Le général Saïd Chengriha, chef d’état-major de l’Armée nationale populaire (ANP), a engagé une réorganisation en profondeur des services de renseignement et de sécurité algériens. Cette décision, rapportée par Sahel Intelligence en mai 2026, s’inscrit dans un contexte de tensions régionales et de craintes d’un scénario similaire à celui de la Turquie, où l’armée a perdu son influence politique au profit d’un pouvoir civil renforcé.
Selon la même source, le président Abdelmadjid Tebboune aurait validé cette restructuration, qui vise à consolider le contrôle des forces armées sur les appareils sécuritaires. Les mesures incluraient des mutations au sein de la Direction du renseignement et de la sécurité (DRS), ainsi qu’un renforcement des prérogatives de l’ANP dans la surveillance des frontières et la lutte contre les ingérences étrangères.

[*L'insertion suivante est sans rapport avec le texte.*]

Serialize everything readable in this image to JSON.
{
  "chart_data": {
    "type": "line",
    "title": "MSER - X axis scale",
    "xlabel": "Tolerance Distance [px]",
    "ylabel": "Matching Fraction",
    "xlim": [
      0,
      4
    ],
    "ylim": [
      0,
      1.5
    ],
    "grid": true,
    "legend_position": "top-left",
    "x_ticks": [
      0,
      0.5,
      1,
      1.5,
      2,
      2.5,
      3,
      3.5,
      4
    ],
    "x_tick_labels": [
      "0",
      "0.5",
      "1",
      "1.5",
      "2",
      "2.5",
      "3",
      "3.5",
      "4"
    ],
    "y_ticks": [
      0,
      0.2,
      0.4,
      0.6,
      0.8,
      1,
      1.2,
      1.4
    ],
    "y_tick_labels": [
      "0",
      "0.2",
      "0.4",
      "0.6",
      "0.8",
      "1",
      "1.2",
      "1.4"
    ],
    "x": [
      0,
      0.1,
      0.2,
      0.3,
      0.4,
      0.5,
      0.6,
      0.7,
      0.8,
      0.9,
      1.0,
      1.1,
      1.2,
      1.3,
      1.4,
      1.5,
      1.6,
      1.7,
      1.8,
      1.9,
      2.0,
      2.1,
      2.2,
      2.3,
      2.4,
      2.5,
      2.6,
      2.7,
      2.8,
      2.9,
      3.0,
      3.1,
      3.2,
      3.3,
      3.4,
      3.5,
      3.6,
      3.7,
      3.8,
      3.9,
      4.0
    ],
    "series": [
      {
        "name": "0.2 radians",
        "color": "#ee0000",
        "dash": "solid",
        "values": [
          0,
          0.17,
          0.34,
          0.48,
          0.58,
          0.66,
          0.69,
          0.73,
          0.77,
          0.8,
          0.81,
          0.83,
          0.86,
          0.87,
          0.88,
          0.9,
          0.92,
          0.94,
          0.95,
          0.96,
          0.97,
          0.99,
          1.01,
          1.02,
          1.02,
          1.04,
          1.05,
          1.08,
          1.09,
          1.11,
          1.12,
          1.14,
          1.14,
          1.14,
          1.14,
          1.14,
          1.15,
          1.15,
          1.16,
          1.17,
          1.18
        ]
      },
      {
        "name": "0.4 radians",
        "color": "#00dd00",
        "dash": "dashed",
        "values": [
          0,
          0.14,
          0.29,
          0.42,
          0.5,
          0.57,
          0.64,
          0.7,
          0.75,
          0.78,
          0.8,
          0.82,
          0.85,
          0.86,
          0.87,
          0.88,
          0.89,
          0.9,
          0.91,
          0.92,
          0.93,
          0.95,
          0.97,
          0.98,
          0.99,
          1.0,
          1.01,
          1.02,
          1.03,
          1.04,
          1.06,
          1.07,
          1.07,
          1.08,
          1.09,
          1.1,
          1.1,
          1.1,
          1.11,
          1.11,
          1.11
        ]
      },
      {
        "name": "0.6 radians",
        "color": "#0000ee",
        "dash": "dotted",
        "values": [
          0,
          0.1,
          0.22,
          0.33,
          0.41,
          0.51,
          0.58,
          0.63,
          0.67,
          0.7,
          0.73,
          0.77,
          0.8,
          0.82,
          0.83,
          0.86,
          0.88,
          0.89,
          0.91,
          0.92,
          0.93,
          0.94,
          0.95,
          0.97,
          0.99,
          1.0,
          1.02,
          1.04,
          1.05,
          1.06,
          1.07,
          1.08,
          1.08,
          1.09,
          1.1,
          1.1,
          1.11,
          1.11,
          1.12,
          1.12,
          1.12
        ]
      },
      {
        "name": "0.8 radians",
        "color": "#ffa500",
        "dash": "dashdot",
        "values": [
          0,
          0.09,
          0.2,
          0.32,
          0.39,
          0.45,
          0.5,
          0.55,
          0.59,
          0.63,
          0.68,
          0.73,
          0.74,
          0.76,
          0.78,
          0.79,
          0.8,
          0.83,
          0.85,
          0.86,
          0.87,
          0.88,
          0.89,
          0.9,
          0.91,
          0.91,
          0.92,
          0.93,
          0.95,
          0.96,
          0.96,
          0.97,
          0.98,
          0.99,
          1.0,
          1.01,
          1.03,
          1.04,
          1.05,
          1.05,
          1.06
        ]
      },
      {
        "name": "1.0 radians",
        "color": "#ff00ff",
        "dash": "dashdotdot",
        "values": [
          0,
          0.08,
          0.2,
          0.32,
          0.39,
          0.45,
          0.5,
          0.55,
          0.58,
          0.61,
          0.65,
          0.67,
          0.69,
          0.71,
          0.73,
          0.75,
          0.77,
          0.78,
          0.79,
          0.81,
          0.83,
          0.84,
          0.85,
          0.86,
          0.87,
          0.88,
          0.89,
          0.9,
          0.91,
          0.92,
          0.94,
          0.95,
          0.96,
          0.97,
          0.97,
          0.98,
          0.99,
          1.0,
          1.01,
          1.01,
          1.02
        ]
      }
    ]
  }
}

Un contexte géopolitique tendu
L’Algérie fait face à des défis sécuritaires croissants, notamment en Libye et au Sahel, où les groupes armés et les rivalités entre puissances régionales menacent sa stabilité. Le général Chengriha, connu pour sa ligne ferme, aurait insisté sur la nécessité de prévenir toute tentative de déstabilisation interne, en s’appuyant sur les leçons des crises turque et égyptienne.

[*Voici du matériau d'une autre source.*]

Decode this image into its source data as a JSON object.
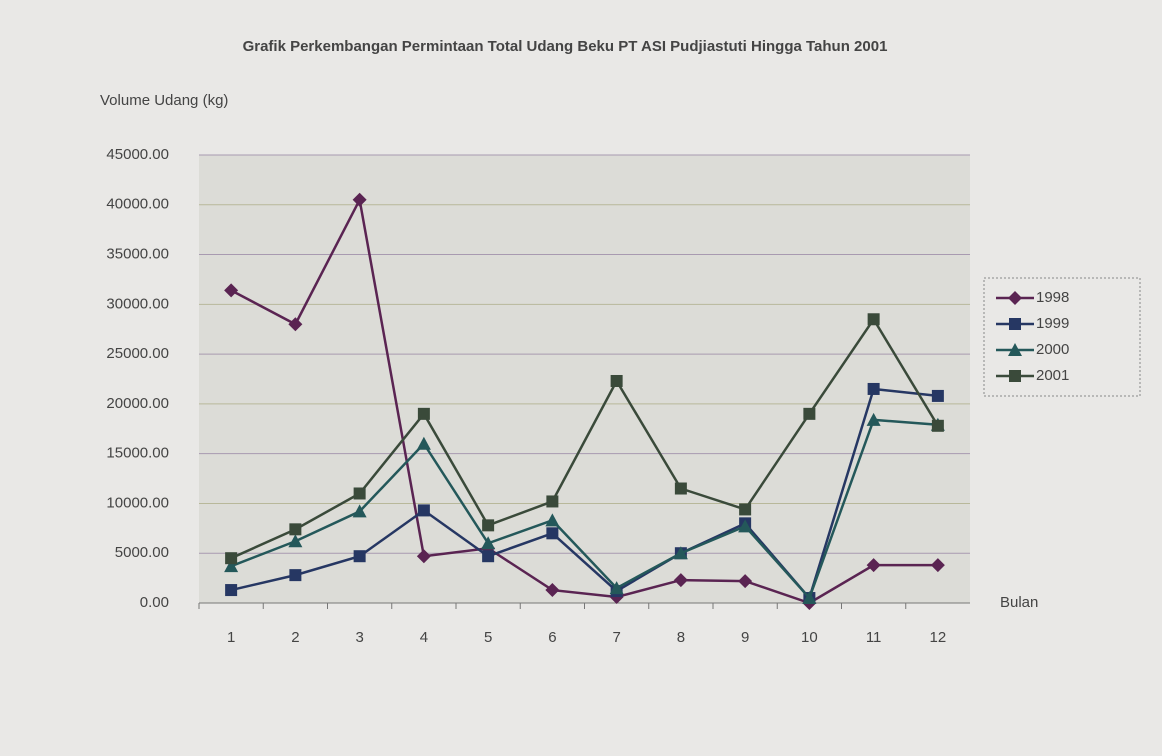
{
  "chart_data": {
    "type": "line",
    "title": "Grafik Perkembangan Permintaan Total Udang Beku PT ASI Pudjiastuti Hingga Tahun 2001",
    "y_label": "Volume Udang (kg)",
    "x_label": "Bulan",
    "categories": [
      "1",
      "2",
      "3",
      "4",
      "5",
      "6",
      "7",
      "8",
      "9",
      "10",
      "11",
      "12"
    ],
    "series": [
      {
        "name": "1998",
        "color": "#5a2452",
        "marker": "diamond",
        "values": [
          31400,
          28000,
          40500,
          4700,
          5500,
          1300,
          600,
          2300,
          2200,
          0,
          3800,
          3800
        ]
      },
      {
        "name": "1999",
        "color": "#263763",
        "marker": "square",
        "values": [
          1300,
          2800,
          4700,
          9300,
          4700,
          7000,
          1200,
          5000,
          8000,
          500,
          21500,
          20800
        ]
      },
      {
        "name": "2000",
        "color": "#24585a",
        "marker": "triangle",
        "values": [
          3700,
          6200,
          9200,
          16000,
          6000,
          8300,
          1500,
          5000,
          7700,
          500,
          18400,
          17900
        ]
      },
      {
        "name": "2001",
        "color": "#3a4a3a",
        "marker": "square",
        "values": [
          4500,
          7400,
          11000,
          19000,
          7800,
          10200,
          22300,
          11500,
          9400,
          19000,
          28500,
          17800
        ]
      }
    ],
    "ylim": [
      0,
      45000
    ],
    "yticks": [
      {
        "value": 0,
        "label": "0.00"
      },
      {
        "value": 5000,
        "label": "5000.00"
      },
      {
        "value": 10000,
        "label": "10000.00"
      },
      {
        "value": 15000,
        "label": "15000.00"
      },
      {
        "value": 20000,
        "label": "20000.00"
      },
      {
        "value": 25000,
        "label": "25000.00"
      },
      {
        "value": 30000,
        "label": "30000.00"
      },
      {
        "value": 35000,
        "label": "35000.00"
      },
      {
        "value": 40000,
        "label": "40000.00"
      },
      {
        "value": 45000,
        "label": "45000.00"
      }
    ],
    "grid": true,
    "legend": "right"
  }
}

D’après des analystes cités par Sahel Intelligence, cette réorganisation pourrait aussi répondre à des divisions au sein de l’appareil sécuritaire algérien. Certains observateurs évoquent des tensions entre les services de renseignement et les forces armées, notamment après les purges menées sous l’ère de l’ancien président Abdelaziz Bouteflika.

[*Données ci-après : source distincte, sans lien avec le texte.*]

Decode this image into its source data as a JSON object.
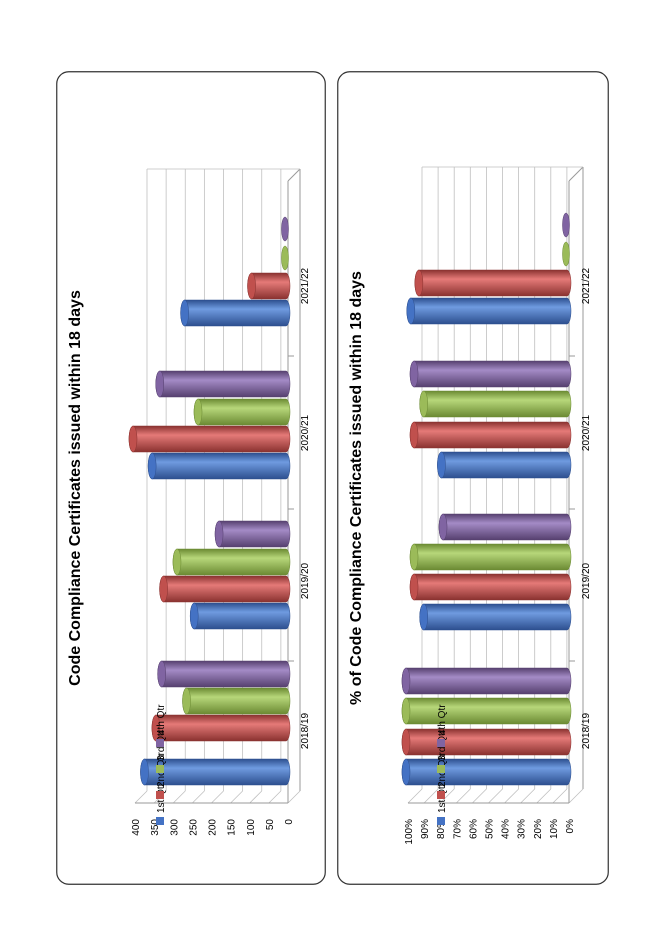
{
  "series_colors": {
    "1st Qtr": {
      "light": "#6f9be0",
      "main": "#4472c4",
      "dark": "#2d4f8f"
    },
    "2nd Qtr": {
      "light": "#e57a78",
      "main": "#c0504d",
      "dark": "#8a3230"
    },
    "3rd Qtr": {
      "light": "#b7d77a",
      "main": "#9bbb59",
      "dark": "#6b8a33"
    },
    "4th Qtr": {
      "light": "#a48bc6",
      "main": "#8064a2",
      "dark": "#56406f"
    }
  },
  "chart_data": [
    {
      "type": "bar",
      "orientation": "3d-cylinder",
      "title": "Code Compliance Certificates issued within 18 days",
      "categories": [
        "2018/19",
        "2019/20",
        "2020/21",
        "2021/22"
      ],
      "series": [
        {
          "name": "1st Qtr",
          "values": [
            370,
            240,
            350,
            265
          ]
        },
        {
          "name": "2nd Qtr",
          "values": [
            340,
            320,
            400,
            90
          ]
        },
        {
          "name": "3rd Qtr",
          "values": [
            260,
            285,
            230,
            0
          ]
        },
        {
          "name": "4th Qtr",
          "values": [
            325,
            175,
            330,
            0
          ]
        }
      ],
      "ylim": [
        0,
        400
      ],
      "yticks": [
        "0",
        "50",
        "100",
        "150",
        "200",
        "250",
        "300",
        "350",
        "400"
      ],
      "grid": true,
      "legend": "right"
    },
    {
      "type": "bar",
      "orientation": "3d-cylinder",
      "title": "% of Code Compliance Certificates issued within 18 days",
      "categories": [
        "2018/19",
        "2019/20",
        "2020/21",
        "2021/22"
      ],
      "series": [
        {
          "name": "1st Qtr",
          "values": [
            1.0,
            0.89,
            0.78,
            0.97
          ]
        },
        {
          "name": "2nd Qtr",
          "values": [
            1.0,
            0.95,
            0.95,
            0.92
          ]
        },
        {
          "name": "3rd Qtr",
          "values": [
            1.0,
            0.95,
            0.89,
            0
          ]
        },
        {
          "name": "4th Qtr",
          "values": [
            1.0,
            0.77,
            0.95,
            0
          ]
        }
      ],
      "ylim": [
        0,
        1
      ],
      "yticks": [
        "0%",
        "10%",
        "20%",
        "30%",
        "40%",
        "50%",
        "60%",
        "70%",
        "80%",
        "90%",
        "100%"
      ],
      "grid": true,
      "legend": "right"
    }
  ]
}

Des implications pour la gouvernance
Cette décision intervient alors que l’Algérie traverse une période de transition politique, marquée par des réformes constitutionnelles et économiques. Le président Tebboune, qui a multiplié les annonces pour moderniser l’État, semble avoir choisi de s’appuyer sur l’armée pour garantir la stabilité du pays.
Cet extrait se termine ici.